Adobe is undertaking some work to help bridge the gap from The Flash Platform tools to HTML5 and JavaScript. The next version of Adobe Flash Professional will have an export to HTML5 feature:

"Wallaby is the codename for an experimental technology that converts the artwork and animation contained in Adobe(r) Flash(r) Professional (FLA) files into HTML."


The Flex team has an experimental Flex to HTML/JavaScript compiler that will be given to the Apache Foundation as part of the Flex code base:

"Will Adobe provide migration tools to enable existing Flex applications to be converted to HTML/JavaScript? We have undertaken some experimental work in this area, but remain unsure as to the viability of fully translating Flex-based content to HTML."


HTML5 is something to watch carefully over the next 3-5 years, but it is not yet ready for Enterprise applications.

Another Adobe technology used in our projects is ColdFusion. ColdFusion is alive and well, and not affected by any of the recent announcements:

"There is no change in plan for next version of ColdFusion codenamed Zeus and we continue to go aggressively trying to make Zeus a kick ass release."


"We're still here--same leadership, engineers, and sales team as before last week--and we're still selling ColdFusion 9 and working hard on the next version of ColdFusion, codenamed ColdFusion Zeus."


With ColdFusion, we have nothing to worry about.

We had discussed Silverlight as a possibility, so I wanted to make you aware that many of the same issues which Flash Player experiences on Mobile devices will also be issues for Silverlight. In Windows 8, Metro style browsing will not support plugins:

"The Metro style browser in Windows 8 is as HTML5-only as possible, and plug-in free."

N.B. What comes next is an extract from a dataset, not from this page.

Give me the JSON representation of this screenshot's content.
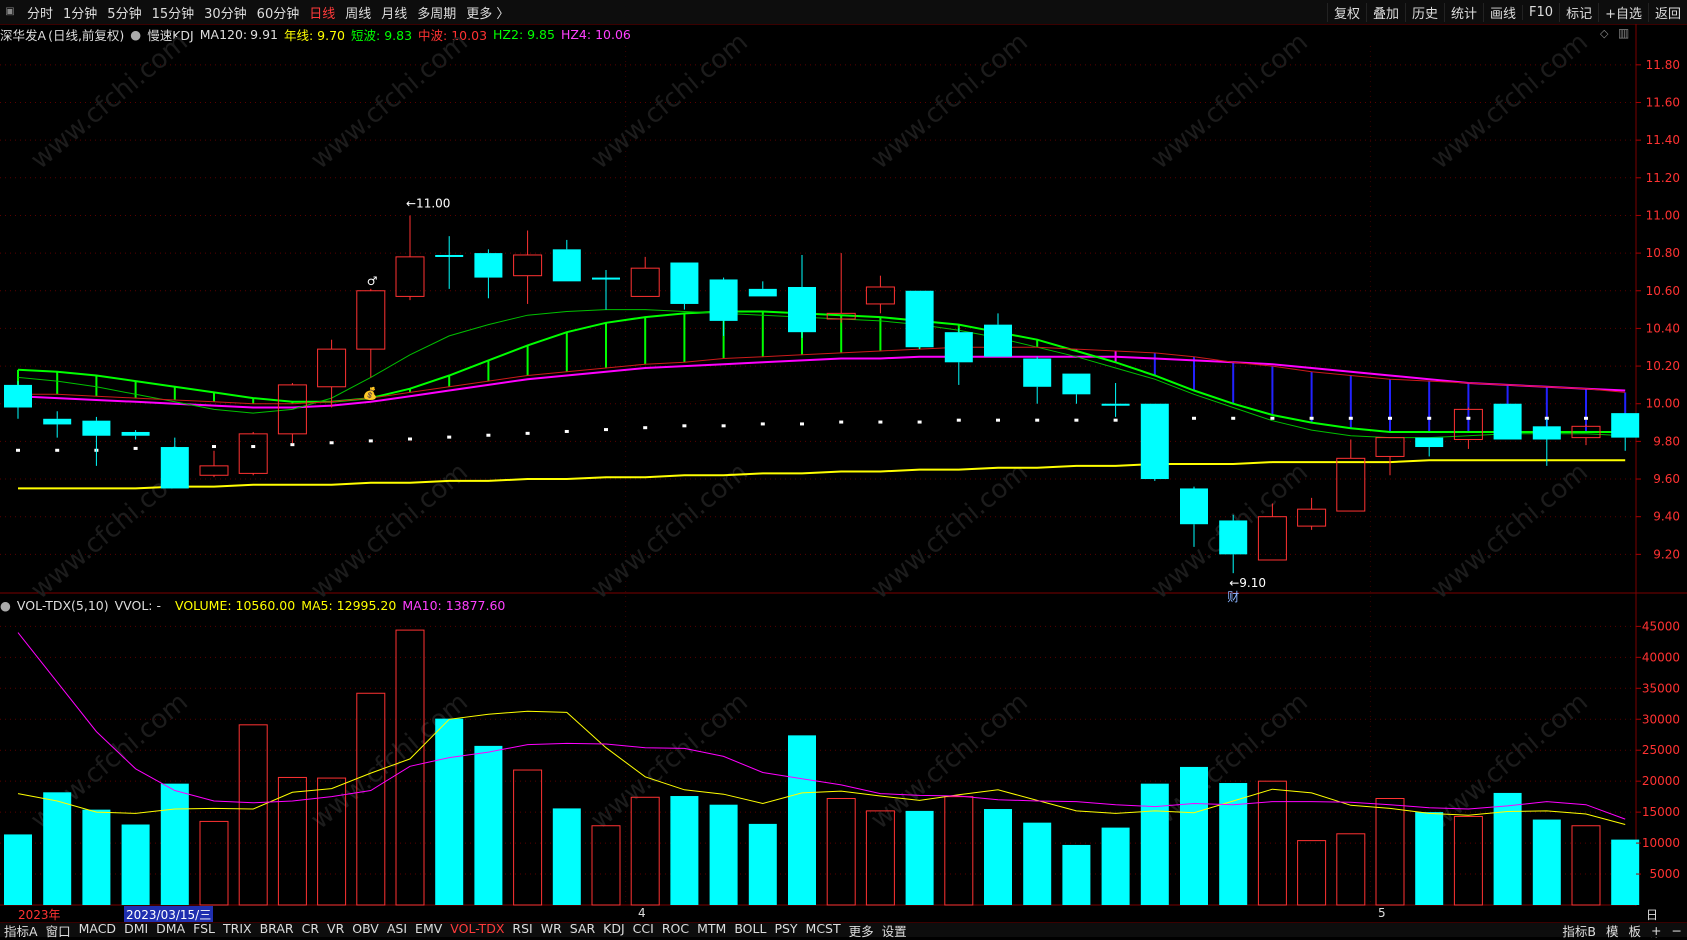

This means that the Windows 8 Metro UI will not support Flash or Silverlight. Traditional desktop browsing will still support both, but many believe that the metro interface will be the Microsoft interface for Tablets and other mobile devices. Additionally, rumors are that Silverlight 5 will be the last release of the player:

"Several of my customer and partner contacts have told me they have heard from their own Microsoft sources over the past couple of weeks that Silverlight 5 is the last version of Silverlight that Microsoft will release."


Converting existing projects to Silverlight would not solve any issues for us at this time, and may introduce other issues later.

Final Thoughts

Right now, today, I still believe that Flex is the right choice for the development we are doing together. We should continue to evaluate the state of alternate technologies on a routine basis to verify our choices. But, today I leave you with this quote

"..the performance, framework maturity and robust tooling provided by Adobe are cited as critical factors by enterprise customers as to why they continue to select Flex."